Endurance is the name of the corporate game

BY Jayashantha Jayawardhana

The much touted adage ‘shirtsleeves to shirtsleeves in three generations’ envelopes the family business landscape like mist. And many of these businesses are falling apart over disagreements between family members as they jockey for more power.

Consider the Murdoch family and News Corp, or the Redstone family and National Amusements, and it’s easy to believe that such organisations are doomed.

However, there’s a bright side as well…

Italian winery Marchesi Antinori, which was founded in 1385, has thrived as a family business for more than 600 years. Similar examples include Gekkeikan in Japan (founded in 1637), Berry Bros. & Rudd in the UK (1698) and Jose Cuervo in Mexico (1795).

“So which is it? Are family businesses prone to dramatic implosions or are they some of the most enduring companies in existence?” ask Josh Baron and Rob Lachenauer. In an article they co-authored titled ‘Build a Family Business That Lasts’ in the Harvard Business Review (HBR), they write: “The answer is both.”

These businesses can be much more fragile or resilient than their peers. Businesses where two or more family members exercise control, concurrently or sequentially, represent an estimated 85 percent of the world’s companies. So ensuring their longevity is necessary.

Compared to a widely held public company, the ownership of a family business is in the hands of a relatively small number of people who are closely related. Their ability to shape the company is profound due to their relationships with one another.

Baron and Lachenauer delineate five core rights that accompany family ownership. The long-term success of a family enterprise rests largely on how well these rights are understood and how effectively they’re exercised.

These are design (i.e. the type of ownership you want), decide (how you will structure governance), value (how you will define success), information (what you will and won’t communicate) and transfer (how you will handle the transition to the next generation).

OWNERSHIP The authors assert that four fundamentally different ownership models exist, and are distinguished by who can be an owner and how owners share control. There are sole ownerships, partnerships, distributed ownerships and concentrated ownerships.

In a sole ownership, one family member owns the company and is responsible for all the decisions. French cognac maker Camus La Grande Marque has been under sole ownership since its establishment in 1863.

And in a partnership, ownership is limited to family members actively working in the business.
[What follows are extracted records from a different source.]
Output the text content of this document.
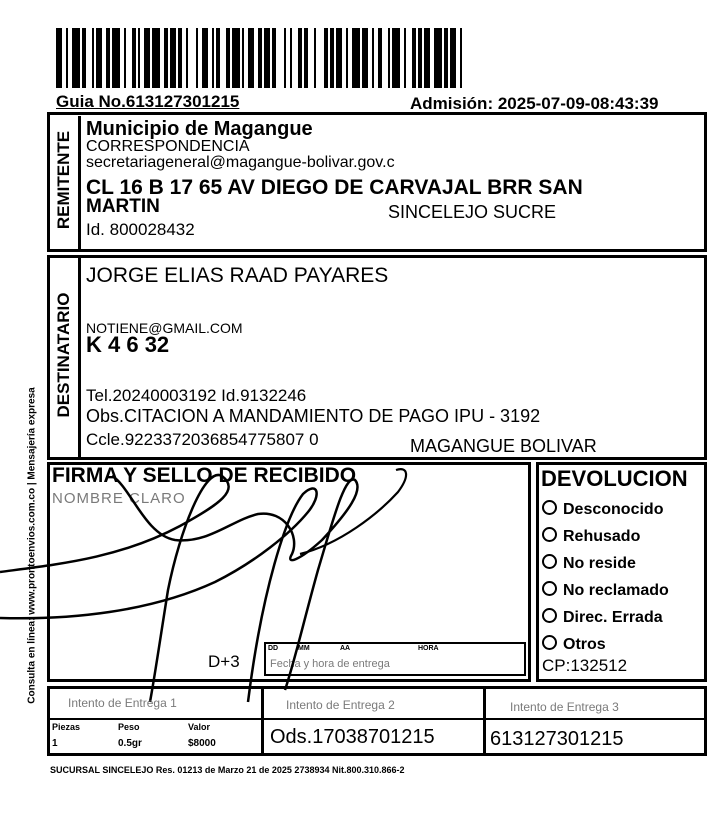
Guia No.613127301215	Admisión: 2025-07-09-08:43:39
REMITENTE
Municipio de Magangue
CORRESPONDENCIA
secretariageneral@magangue-bolivar.gov.c
CL 16 B 17 65 AV DIEGO DE CARVAJAL BRR SAN
MARTIN	SINCELEJO SUCRE
Id. 800028432
DESTINATARIO
JORGE ELIAS RAAD PAYARES
NOTIENE@GMAIL.COM
K 4 6 32
Tel.20240003192 Id.9132246
Obs.CITACION A MANDAMIENTO DE PAGO IPU - 3192
Ccle.9223372036854775807 0	MAGANGUE BOLIVAR
Consulta en línea: www.prontoenvios.com.co | Mensajería expresa FIRMA Y SELLO DE RECIBIDO
NOMBRE CLARO
D+3
DD	MM	AA	HORA
Fecha y hora de entrega
DEVOLUCION
Desconocido
Rehusado
No reside
No reclamado
Direc. Errada
Otros
CP:132512
Intento de Entrega 1	Intento de Entrega 2	Intento de Entrega 3
Piezas	Peso	Valor
1	0.5gr	$8000	Ods.17038701215	613127301215
SUCURSAL SINCELEJO Res. 01213 de Marzo 21 de 2025 2738934 Nit.800.310.866-2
The German-Dutch Brenninkmeijer family, sixth generation owners of the clothing chain C&A, have adopted this model.

In a distributed ownership model, any family member may be an owner and participate in decision making. Brazil-based conglomerate Votorantim has this type of ownership. Under a concentrated ownership model, any family member may be an owner but a subset controls decision making.
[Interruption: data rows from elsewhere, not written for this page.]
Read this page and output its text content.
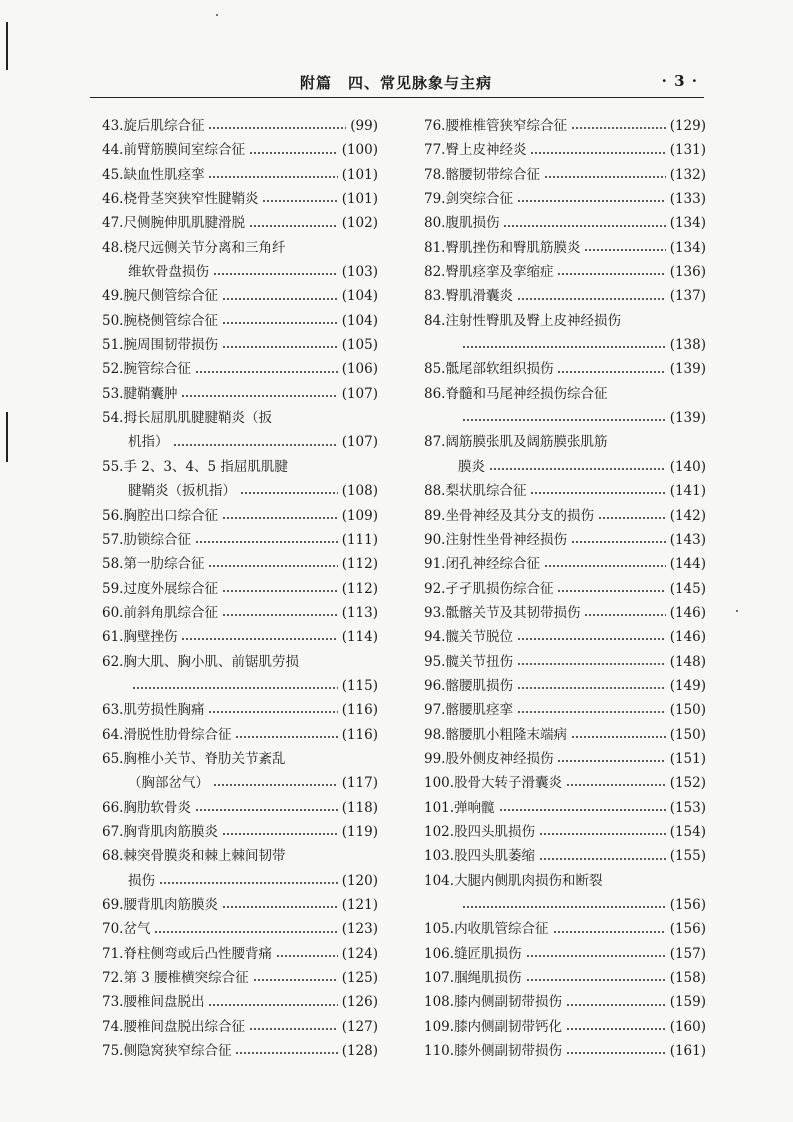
附篇　四、常见脉象与主病	· 3 ·
43. 旋后肌综合征	(99)
44. 前臂筋膜间室综合征	(100)
45. 缺血性肌痉挛	(101)
46. 桡骨茎突狭窄性腱鞘炎	(101)
47. 尺侧腕伸肌肌腱滑脱	(102)
48. 桡尺远侧关节分离和三角纤
维软骨盘损伤	(103)
49. 腕尺侧管综合征	(104)
50. 腕桡侧管综合征	(104)
51. 腕周围韧带损伤	(105)
52. 腕管综合征	(106)
53. 腱鞘囊肿	(107)
54. 拇长屈肌肌腱腱鞘炎（扳
机指）	(107)
55. 手 2、3、4、5 指屈肌肌腱
腱鞘炎（扳机指）	(108)
56. 胸腔出口综合征	(109)
57. 肋锁综合征	(111)
58. 第一肋综合征	(112)
59. 过度外展综合征	(112)
60. 前斜角肌综合征	(113)
61. 胸壁挫伤	(114)
62. 胸大肌、胸小肌、前锯肌劳损
(115)
63. 肌劳损性胸痛	(116)
64. 滑脱性肋骨综合征	(116)
65. 胸椎小关节、脊肋关节紊乱
（胸部岔气）	(117)
66. 胸肋软骨炎	(118)
67. 胸背肌肉筋膜炎	(119)
68. 棘突骨膜炎和棘上棘间韧带
损伤	(120)
69. 腰背肌肉筋膜炎	(121)
70. 岔气	(123)
71. 脊柱侧弯或后凸性腰背痛	(124)
72. 第 3 腰椎横突综合征	(125)
73. 腰椎间盘脱出	(126)
74. 腰椎间盘脱出综合征	(127)
75. 侧隐窝狭窄综合征	(128)
76. 腰椎椎管狭窄综合征	(129)
77. 臀上皮神经炎	(131)
78. 髂腰韧带综合征	(132)
79. 剑突综合征	(133)
80. 腹肌损伤	(134)
81. 臀肌挫伤和臀肌筋膜炎	(134)
82. 臀肌痉挛及挛缩症	(136)
83. 臀肌滑囊炎	(137)
84. 注射性臀肌及臀上皮神经损伤
(138)
85. 骶尾部软组织损伤	(139)
86. 脊髓和马尾神经损伤综合征
(139)
87. 阔筋膜张肌及阔筋膜张肌筋
膜炎	(140)
88. 梨状肌综合征	(141)
89. 坐骨神经及其分支的损伤	(142)
90. 注射性坐骨神经损伤	(143)
91. 闭孔神经综合征	(144)
92. 孑孑肌损伤综合征	(145)
93. 骶髂关节及其韧带损伤	(146)
94. 髋关节脱位	(146)
95. 髋关节扭伤	(148)
96. 髂腰肌损伤	(149)
97. 髂腰肌痉挛	(150)
98. 髂腰肌小粗隆末端病	(150)
99. 股外侧皮神经损伤	(151)
100. 股骨大转子滑囊炎	(152)
101. 弹响髋	(153)
102. 股四头肌损伤	(154)
103. 股四头肌萎缩	(155)
104. 大腿内侧肌肉损伤和断裂
(156)
105. 内收肌管综合征	(156)
106. 缝匠肌损伤	(157)
107. 腘绳肌损伤	(158)
108. 膝内侧副韧带损伤	(159)
109. 膝内侧副韧带钙化	(160)
110. 膝外侧副韧带损伤	(161)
GOVERNANCE The authors propose a simple framework, which they call ‘the four-room model’ to guide decision making.

Imagine your business as a home with one room each for the owners, the board, management and the larger family. The owners set high-level goals and elect the board; the board oversees the business and hires (and fires) the CEO; and management recommends business strategy and directs operations.

Meanwhile, the family’s room sits alongside these three, highlighting the importance of family influence and unity throughout. In a well-run family business, each room has explicit rules about who belongs where.

SUCCESS The owners of a business have a right to the residual value it creates.

One of the best things about a family business is that as the owner, you get to determine what matters most. No outsider can force you to value earnings growth more highly than providing family members with employment or insist that you pursue opportunities that clash with your beliefs.

But here, you need to identify concrete goals and set up guardrails.

DISCLOSURE Family businesses can tightly control their communications since there is no requirement for mandatory disclosure unlike in a public company.

But adopting a healthy communication strategy is crucial to building trusted relationships that help generate financial, human and social capital. Revealing too much or too little can hurt a family business – but in completely different ways.

TRANSITION How will you handle the transition to the next generation?

To execute a successful transition, you’ll need a continuity plan that maps a path from the present generation of owners to the next. You have to carefully address three main challenges: passing down your assets, handing over roles and developing next generation capabilities.